Prove that if a circle centred at the focus of a confocal ellipse and hyperbola touches the ellipse internally, it touches the hyperbola at its vertex.
This question can be solved by the method I've mentioned below, but I'm looking for a shorter method.
Let us assume a hyperbola centred at $(0,0$) with foci, $(x_1,0)$ and $(-x_1,0)$ and semi major axes length $a_1$. The equation of the hyperbola is $$\left(\sqrt{(x-x_1)^2+y^2}-\sqrt{(x+x_1)^2+y^2}\right)^2=4a_1^2$$
Using the property that difference between the distance of any point on a hyperbola from its foci is equal to two times its semi major axis.

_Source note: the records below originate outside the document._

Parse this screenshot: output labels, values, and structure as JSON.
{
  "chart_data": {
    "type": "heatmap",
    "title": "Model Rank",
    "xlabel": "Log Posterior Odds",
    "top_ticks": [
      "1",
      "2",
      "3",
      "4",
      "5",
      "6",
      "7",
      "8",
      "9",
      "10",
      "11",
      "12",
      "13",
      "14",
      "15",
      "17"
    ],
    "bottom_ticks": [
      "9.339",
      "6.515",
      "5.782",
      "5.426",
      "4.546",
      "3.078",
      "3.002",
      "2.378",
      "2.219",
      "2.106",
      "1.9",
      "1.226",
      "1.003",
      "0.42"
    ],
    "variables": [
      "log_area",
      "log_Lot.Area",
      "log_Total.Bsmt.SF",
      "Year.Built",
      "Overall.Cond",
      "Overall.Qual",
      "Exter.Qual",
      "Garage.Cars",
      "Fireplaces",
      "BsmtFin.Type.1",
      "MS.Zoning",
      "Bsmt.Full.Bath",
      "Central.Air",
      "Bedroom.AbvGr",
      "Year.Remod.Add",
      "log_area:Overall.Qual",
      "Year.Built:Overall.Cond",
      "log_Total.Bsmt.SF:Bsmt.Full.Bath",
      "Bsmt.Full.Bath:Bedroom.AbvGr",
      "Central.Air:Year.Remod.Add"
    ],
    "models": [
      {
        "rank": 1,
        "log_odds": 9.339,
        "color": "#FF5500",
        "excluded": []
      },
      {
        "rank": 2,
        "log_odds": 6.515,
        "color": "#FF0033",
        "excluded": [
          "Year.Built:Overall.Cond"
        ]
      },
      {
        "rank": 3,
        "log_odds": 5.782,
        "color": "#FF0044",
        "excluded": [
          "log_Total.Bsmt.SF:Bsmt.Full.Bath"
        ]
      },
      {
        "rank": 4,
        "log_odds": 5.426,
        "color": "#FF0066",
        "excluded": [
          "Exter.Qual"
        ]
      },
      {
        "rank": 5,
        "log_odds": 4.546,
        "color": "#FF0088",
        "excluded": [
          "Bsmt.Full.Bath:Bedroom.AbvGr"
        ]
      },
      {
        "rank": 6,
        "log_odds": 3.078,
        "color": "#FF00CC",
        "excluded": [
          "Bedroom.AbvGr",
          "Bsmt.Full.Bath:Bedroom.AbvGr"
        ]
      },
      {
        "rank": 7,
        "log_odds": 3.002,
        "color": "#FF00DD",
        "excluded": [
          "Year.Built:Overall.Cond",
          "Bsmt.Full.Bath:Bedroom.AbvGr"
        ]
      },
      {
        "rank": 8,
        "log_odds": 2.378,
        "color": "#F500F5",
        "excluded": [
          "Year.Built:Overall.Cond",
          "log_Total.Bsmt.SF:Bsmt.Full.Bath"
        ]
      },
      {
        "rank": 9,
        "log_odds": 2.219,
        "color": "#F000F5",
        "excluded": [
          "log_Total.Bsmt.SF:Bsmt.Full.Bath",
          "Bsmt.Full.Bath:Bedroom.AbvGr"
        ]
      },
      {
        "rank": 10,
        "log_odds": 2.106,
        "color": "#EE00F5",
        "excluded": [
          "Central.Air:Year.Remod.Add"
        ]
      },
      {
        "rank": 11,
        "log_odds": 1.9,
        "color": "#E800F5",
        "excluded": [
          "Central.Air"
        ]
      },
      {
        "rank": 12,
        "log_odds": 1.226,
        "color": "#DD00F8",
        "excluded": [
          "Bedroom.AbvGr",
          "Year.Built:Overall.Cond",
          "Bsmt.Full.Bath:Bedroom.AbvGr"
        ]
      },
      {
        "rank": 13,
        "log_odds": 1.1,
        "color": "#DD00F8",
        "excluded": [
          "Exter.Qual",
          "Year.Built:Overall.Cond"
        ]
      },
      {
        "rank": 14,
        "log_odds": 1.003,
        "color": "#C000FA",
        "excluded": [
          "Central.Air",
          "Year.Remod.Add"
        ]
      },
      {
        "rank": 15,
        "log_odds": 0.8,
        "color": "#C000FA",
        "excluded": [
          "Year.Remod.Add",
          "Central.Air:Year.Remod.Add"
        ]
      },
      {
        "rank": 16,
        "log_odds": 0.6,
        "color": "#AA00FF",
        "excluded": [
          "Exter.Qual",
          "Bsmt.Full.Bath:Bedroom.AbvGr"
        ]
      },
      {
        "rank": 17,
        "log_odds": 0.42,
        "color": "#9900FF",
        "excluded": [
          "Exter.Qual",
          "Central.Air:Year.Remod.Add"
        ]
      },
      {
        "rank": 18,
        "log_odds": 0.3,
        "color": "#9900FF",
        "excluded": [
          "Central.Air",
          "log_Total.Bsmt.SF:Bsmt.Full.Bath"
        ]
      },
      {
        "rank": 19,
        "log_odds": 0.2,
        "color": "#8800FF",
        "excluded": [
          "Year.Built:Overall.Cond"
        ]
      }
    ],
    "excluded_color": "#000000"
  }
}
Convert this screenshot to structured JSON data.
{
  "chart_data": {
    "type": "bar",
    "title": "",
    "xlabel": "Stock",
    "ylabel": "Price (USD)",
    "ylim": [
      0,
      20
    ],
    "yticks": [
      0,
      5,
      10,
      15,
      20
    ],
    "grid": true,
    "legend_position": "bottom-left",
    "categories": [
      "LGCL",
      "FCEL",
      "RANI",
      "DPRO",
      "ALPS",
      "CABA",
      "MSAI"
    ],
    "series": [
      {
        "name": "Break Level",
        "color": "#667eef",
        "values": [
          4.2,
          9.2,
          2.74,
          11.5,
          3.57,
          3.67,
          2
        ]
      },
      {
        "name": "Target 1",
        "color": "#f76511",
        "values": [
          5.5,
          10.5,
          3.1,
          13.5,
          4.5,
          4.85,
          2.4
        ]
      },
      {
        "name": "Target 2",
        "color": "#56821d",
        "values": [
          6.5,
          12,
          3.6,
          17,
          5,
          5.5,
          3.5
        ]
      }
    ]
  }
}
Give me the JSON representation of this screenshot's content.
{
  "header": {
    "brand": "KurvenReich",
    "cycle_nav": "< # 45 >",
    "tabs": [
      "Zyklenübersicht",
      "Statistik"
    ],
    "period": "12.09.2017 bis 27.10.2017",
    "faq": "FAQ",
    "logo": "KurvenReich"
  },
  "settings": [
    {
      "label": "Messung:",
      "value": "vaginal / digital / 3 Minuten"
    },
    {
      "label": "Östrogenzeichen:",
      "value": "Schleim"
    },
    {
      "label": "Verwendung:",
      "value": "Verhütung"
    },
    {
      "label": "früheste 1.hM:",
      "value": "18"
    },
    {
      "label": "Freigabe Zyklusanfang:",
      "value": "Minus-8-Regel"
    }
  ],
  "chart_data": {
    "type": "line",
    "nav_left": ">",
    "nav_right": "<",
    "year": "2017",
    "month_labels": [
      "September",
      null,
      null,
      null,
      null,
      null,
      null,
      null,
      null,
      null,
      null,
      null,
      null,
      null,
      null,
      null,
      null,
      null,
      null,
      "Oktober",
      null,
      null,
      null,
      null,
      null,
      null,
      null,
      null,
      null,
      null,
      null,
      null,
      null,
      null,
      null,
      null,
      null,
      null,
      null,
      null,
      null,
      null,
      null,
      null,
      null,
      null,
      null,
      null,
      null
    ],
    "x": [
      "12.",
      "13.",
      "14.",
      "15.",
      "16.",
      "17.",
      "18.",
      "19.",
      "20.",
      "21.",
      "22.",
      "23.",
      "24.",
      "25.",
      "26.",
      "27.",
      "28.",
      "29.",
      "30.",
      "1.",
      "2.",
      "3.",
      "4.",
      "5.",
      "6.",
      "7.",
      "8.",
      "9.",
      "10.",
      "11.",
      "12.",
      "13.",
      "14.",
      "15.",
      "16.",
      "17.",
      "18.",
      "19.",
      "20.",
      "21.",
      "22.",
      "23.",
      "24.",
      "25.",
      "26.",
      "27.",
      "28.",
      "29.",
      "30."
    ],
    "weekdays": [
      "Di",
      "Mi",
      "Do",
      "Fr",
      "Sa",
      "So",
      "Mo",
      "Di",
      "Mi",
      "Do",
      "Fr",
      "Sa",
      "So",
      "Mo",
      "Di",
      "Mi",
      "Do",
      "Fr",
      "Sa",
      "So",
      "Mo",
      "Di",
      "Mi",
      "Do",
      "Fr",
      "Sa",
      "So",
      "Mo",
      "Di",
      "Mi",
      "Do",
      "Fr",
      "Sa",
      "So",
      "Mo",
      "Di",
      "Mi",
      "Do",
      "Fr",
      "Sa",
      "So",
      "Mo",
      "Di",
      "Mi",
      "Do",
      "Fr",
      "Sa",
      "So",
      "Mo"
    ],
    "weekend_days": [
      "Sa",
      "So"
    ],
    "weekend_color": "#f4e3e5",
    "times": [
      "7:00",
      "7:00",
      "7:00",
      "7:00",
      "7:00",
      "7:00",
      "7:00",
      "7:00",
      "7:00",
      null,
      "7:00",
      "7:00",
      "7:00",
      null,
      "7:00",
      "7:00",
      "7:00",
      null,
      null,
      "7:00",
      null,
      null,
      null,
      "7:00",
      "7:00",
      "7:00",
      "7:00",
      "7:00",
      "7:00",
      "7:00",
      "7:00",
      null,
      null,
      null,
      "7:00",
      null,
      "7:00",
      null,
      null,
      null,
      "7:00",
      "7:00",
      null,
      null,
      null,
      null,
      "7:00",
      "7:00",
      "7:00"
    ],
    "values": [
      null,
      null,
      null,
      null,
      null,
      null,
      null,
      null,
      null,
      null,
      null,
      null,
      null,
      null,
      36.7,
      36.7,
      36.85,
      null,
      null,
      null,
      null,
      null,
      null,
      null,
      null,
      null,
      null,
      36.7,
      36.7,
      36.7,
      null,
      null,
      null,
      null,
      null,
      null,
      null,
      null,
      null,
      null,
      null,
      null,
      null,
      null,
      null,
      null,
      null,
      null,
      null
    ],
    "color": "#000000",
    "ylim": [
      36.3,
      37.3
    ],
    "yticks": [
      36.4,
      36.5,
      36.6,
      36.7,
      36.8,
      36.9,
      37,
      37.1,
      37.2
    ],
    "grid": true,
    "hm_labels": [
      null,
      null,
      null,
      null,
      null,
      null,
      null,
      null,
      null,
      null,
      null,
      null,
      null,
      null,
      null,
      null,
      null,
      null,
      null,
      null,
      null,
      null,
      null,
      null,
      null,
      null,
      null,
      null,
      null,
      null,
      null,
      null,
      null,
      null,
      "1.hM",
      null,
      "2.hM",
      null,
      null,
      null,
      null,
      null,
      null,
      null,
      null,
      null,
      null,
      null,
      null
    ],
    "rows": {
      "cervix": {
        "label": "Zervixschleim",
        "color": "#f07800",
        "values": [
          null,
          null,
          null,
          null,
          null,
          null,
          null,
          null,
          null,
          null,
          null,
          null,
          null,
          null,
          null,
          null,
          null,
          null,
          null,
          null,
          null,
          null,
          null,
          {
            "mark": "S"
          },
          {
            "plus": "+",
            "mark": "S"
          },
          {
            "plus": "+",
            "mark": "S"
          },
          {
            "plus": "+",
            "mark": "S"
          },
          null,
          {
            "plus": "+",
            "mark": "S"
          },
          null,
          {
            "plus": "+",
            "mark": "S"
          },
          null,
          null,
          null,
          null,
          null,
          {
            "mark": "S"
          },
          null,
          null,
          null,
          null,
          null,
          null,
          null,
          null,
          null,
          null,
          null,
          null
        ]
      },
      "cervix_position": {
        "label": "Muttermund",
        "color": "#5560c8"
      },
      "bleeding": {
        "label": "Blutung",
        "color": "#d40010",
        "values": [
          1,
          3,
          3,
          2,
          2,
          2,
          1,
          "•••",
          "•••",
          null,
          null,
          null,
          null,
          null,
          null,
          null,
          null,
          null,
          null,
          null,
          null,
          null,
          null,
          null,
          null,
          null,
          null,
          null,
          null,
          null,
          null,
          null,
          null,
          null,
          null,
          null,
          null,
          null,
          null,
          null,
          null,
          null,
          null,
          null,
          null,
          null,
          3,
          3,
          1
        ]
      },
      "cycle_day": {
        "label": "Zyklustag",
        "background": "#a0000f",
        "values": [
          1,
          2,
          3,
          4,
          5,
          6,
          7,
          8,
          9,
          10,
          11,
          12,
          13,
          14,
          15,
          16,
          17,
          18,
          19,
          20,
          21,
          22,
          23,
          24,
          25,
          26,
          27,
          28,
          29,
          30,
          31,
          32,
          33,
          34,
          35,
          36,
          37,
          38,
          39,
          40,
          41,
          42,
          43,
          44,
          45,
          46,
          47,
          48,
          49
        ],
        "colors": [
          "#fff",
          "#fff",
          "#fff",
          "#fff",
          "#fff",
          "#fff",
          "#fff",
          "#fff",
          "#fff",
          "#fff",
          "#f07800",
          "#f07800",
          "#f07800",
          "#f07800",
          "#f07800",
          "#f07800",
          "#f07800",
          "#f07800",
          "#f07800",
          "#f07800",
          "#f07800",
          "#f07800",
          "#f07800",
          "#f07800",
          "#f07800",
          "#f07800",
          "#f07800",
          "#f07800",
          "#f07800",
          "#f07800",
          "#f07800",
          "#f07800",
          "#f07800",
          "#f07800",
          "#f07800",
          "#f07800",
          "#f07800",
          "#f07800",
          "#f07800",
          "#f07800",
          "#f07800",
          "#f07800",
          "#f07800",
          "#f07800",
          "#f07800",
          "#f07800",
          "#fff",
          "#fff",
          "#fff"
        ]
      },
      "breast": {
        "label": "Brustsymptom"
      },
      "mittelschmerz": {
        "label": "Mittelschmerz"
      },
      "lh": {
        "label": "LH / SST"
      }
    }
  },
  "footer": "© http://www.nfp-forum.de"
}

Similarly equation of ellipse with semi major axis $a_2$ centred at $(0,0)$ with foci, $(x_1,0)$ and $(-x_1,0)$ is $$\left(\sqrt{(x-x_1)^2+y^2}+\sqrt{(x+x_1)^2+y^2}\right)^2=4a_2^2$$
To proceed I need to find the radius of the circle. The circle will be tangent to the ellipse at the point which is nearest from the foci. Let us take the focus as $(a_1e,0)$, where e is the eccentricity of the ellipse. That point will be $(a_1\cos(\theta)+b_1\sin(\theta))$ where $\theta$ is a parameter and $b_1$ is the length of the semi minor axis. So we need to find the minimum value of the equation:
$$a_1^2-b_1^2+a_1^2\cos^2(\theta)+b_1^2\sin^2(\theta)-2e\cos(\theta)$$
After we prove the circle touches the ellipse at the end points of the major axis, we just need to prove the centre of the circle is the midpoint between the vertex and the point $(a_1,0)$
I don't know how to proceed further without getting into a very lengthy calculation. Is there a shorter/better method?